Place the dough ball in a lightly oiled bowl. Cover it with a kitchen towel and put it in a warm place to rise (I use my oven's proofing function) for about an hour, until doubled.

When the dough is risen, return it to your lightly floured countertop. Stick your finger into the middle of the dough to make a small hole. Widen the hole, working hand over hand, until it forms a ring about 2" thick. Place the ring back on the counter and divide it into 12 equal pieces (divide into quarters, then divide each quarter into thirds).

Remove one piece, covering the rest with a damp kitchen towel and setting them aside. Roll that piece into a rope of about 18". (I found the dough easiest to roll when it had very little flour on it. It was difficult to do on my counter, but I had more success holding it in the air and rolling between my hands, letting gravity do its work.) When the rope is long enough, fold it into a pretzel shape (make a U, turn the ends inward, then twist them together). Pinch the ends to ensure they won't unravel. When the pretzel is formed, place it under the kitchen towel. Continue with the remainder of the dough. When finished, let all the formed pretzels rest 20 minutes.

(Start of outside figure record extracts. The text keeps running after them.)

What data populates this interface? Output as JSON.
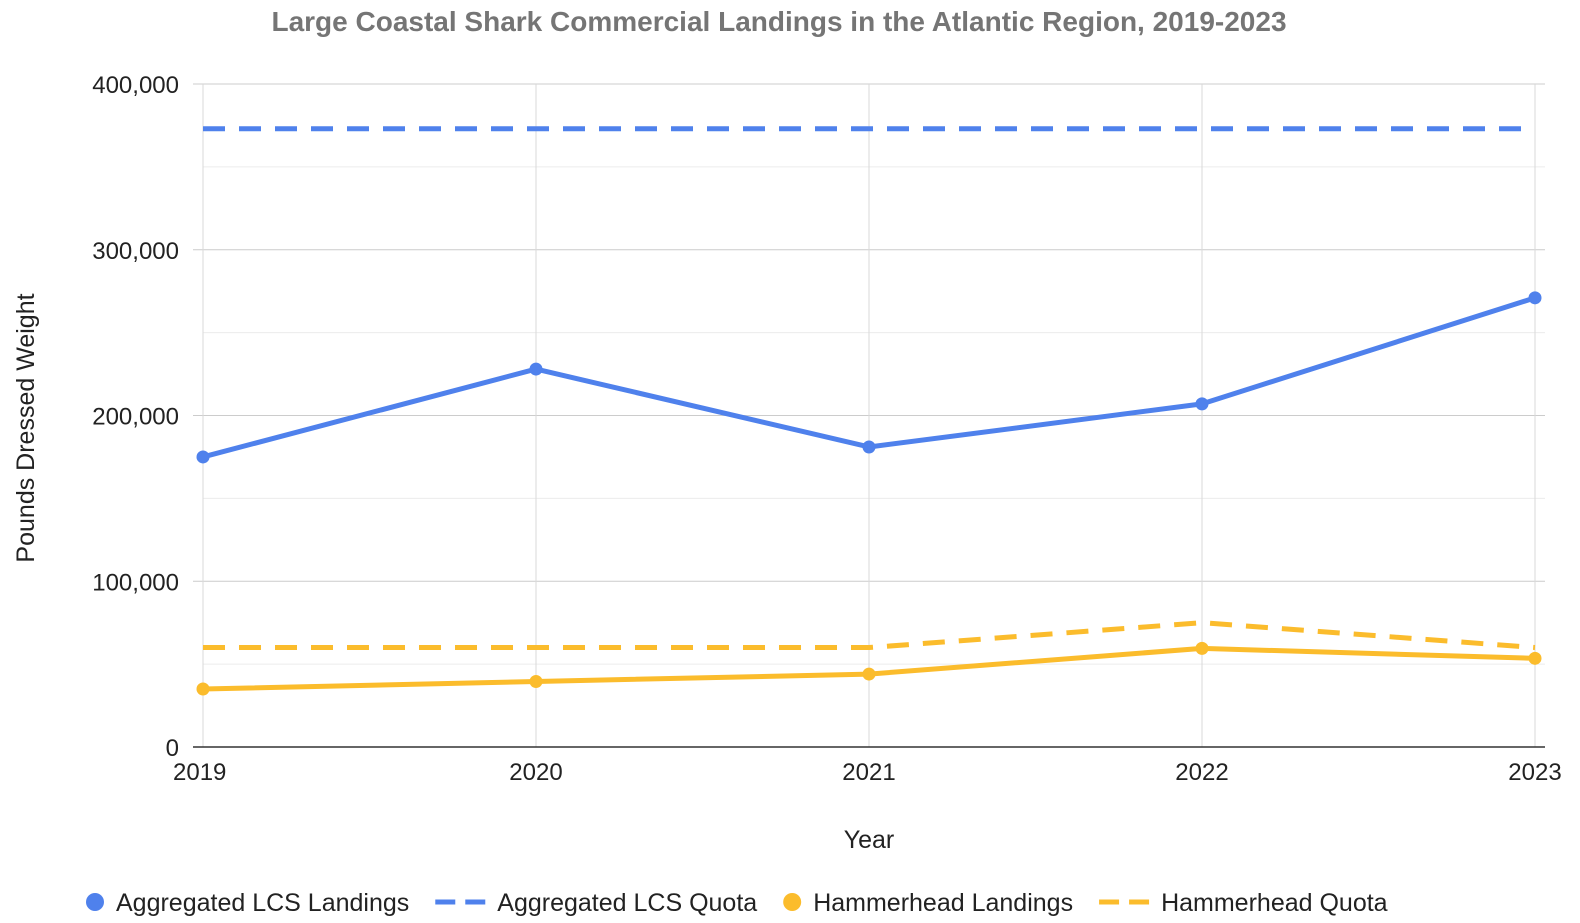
{
  "chart_data": {
    "type": "line",
    "title": "Large Coastal Shark Commercial Landings in the Atlantic Region, 2019-2023",
    "xlabel": "Year",
    "ylabel": "Pounds Dressed Weight",
    "x": [
      "2019",
      "2020",
      "2021",
      "2022",
      "2023"
    ],
    "ylim": [
      0,
      400000
    ],
    "yticks": [
      0,
      100000,
      200000,
      300000,
      400000
    ],
    "ytick_labels": [
      "0",
      "100,000",
      "200,000",
      "300,000",
      "400,000"
    ],
    "grid": true,
    "legend_position": "bottom",
    "series": [
      {
        "name": "Aggregated LCS Landings",
        "values": [
          175000,
          228000,
          181000,
          207000,
          271000
        ],
        "color": "#4f81ec",
        "style": "solid",
        "markers": true
      },
      {
        "name": "Aggregated LCS Quota",
        "values": [
          373000,
          373000,
          373000,
          373000,
          373000
        ],
        "color": "#4f81ec",
        "style": "dashed",
        "markers": false
      },
      {
        "name": "Hammerhead Landings",
        "values": [
          35000,
          39500,
          44000,
          59500,
          53500
        ],
        "color": "#fbbc2c",
        "style": "solid",
        "markers": true
      },
      {
        "name": "Hammerhead Quota",
        "values": [
          60000,
          60000,
          60000,
          75000,
          60000
        ],
        "color": "#fbbc2c",
        "style": "dashed",
        "markers": false
      }
    ]
  }
}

Preheat oven to 425° F. Line two baking sheets with parchment paper. Combine the remaining 6 c water and the baking soda in a medium saucepan and bring to a boil. Carefully lay one pretzel into the boiling water.

Cook 30 seconds, flipping once, then drain and remove to the baking sheet. Repeat with remaining pretzels.

When all the pretzels have been boiled, beat the egg in a small bowl with 1 tsp water and brush the mixture over the tops of the pretzels, then sprinkle them with kosher salt.

Bake the pretzels for 15-18 minutes until golden brown. Transfer to a cooling rack for 30 minutes (seriously, leave them alone - the texture develops during the cooling process). They are best eaten the day they're made, but they can be frozen in ziplock bags for months (just reheat for 15 minutes in a 350° F oven).

1 comment:

  1. We just visited a pretzel factory this weekend and learned how they're made. Good to see it can be done without a 550 degree brick oven!